Nos lunettes sont de la même qualité et du même niveau de détails que celles que vous trouvez à 3.000,00 ou 4.000,00 dirhams. En revanche, notre business model est différent car nous les commercialisons sans aucun intermédiaire. En éliminant les intermédiaires, nous parvenons à avoir des lunettes de très haute qualité à des prix abordables.

Comment êtes-vous passé d’architecte à fondateur d’une marque de lunettes ?

Après avoir travaillé comme architecte en Chine, j’ai réalisé que j’aimais créer mais que les normes et les réglementations étaient un handicap à ma créativité. C’est ainsi que j’ai quitté mon travail pour lancer ma première start-up en Belgique il y a de cela 4 ans. J’ai retrouvé cette passion de créer dans le monde des startups, où il est nécessaire de savoir braver les limites.

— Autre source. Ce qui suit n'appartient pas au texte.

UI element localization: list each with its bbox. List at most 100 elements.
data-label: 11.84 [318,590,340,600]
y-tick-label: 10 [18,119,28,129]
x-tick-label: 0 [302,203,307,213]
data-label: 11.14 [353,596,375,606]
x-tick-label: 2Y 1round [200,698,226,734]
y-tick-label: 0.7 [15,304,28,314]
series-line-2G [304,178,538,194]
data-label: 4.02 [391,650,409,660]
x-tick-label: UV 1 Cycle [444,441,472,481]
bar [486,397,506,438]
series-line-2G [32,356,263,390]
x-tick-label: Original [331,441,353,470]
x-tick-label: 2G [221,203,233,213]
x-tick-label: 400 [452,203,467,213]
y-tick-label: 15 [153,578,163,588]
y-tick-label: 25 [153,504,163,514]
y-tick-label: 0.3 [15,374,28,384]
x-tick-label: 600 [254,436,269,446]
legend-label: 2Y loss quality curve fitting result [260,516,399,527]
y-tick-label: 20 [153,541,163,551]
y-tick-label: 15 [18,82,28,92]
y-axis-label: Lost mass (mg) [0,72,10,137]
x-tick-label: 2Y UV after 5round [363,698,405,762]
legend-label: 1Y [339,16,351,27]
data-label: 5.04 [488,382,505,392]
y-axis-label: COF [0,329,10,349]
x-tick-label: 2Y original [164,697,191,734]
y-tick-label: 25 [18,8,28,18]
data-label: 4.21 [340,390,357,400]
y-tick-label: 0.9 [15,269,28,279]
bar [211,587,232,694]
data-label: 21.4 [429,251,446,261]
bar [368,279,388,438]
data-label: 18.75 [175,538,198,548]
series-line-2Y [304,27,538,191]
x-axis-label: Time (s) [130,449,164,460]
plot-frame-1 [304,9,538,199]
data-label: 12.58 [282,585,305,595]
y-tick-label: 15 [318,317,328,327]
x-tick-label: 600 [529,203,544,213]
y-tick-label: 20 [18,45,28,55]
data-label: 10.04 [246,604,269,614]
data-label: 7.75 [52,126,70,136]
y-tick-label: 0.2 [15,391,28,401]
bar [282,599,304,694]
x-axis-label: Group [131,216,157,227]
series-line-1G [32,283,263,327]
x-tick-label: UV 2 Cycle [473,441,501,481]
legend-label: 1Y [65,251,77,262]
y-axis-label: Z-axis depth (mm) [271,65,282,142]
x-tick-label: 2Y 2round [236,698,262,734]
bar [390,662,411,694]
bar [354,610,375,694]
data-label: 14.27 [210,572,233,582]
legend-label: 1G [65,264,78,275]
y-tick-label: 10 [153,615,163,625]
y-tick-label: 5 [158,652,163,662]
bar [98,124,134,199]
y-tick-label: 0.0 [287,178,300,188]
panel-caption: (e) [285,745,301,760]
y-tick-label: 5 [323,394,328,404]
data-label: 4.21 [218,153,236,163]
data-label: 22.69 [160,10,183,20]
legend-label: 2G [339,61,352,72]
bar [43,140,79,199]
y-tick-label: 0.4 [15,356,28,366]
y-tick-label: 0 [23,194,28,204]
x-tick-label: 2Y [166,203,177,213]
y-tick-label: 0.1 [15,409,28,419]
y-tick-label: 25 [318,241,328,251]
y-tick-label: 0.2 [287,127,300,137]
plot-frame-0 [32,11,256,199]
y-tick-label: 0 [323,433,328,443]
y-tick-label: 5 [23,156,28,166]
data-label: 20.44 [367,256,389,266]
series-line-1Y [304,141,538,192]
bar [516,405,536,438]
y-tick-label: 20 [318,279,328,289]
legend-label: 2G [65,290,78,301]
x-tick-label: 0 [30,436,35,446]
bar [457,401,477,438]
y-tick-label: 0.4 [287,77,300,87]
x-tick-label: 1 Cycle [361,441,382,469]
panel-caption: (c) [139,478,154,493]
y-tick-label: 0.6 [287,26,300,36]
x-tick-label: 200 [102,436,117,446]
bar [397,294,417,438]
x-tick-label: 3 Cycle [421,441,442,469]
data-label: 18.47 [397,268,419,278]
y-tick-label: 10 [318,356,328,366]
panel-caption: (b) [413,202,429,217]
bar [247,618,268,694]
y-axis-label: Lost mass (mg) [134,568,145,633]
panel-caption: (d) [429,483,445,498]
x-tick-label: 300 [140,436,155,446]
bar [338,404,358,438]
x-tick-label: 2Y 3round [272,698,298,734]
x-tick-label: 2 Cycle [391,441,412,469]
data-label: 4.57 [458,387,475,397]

Après cette aventure en Belgique, je suis retourné au Maroc, et en aidant ma mère, opticienne, à restructurer ses boutiques, je me suis rendu compte des coûts onéreux des lunettes au Maroc, qui étaient plus chères qu’en Europe. En tant qu’architecte et designer, je me suis dit que je pourrais concevoir mes propres lunettes de haute qualité et les vendre directement aux Marocains, comme le fait Warby Parker aux États-Unis.

Quels sont vos projets d’avenir ?

Aujourd’hui, je me concentre sur nos deux principales villes, Casablanca et Rabat. Mon objectif est qu’Ito devienne la marque de référence pour tous ceux qui veulent se distinguer sans pour autant se ruiner. Nous avons encore beaucoup à apprendre de notre communauté, avant de penser plus largement.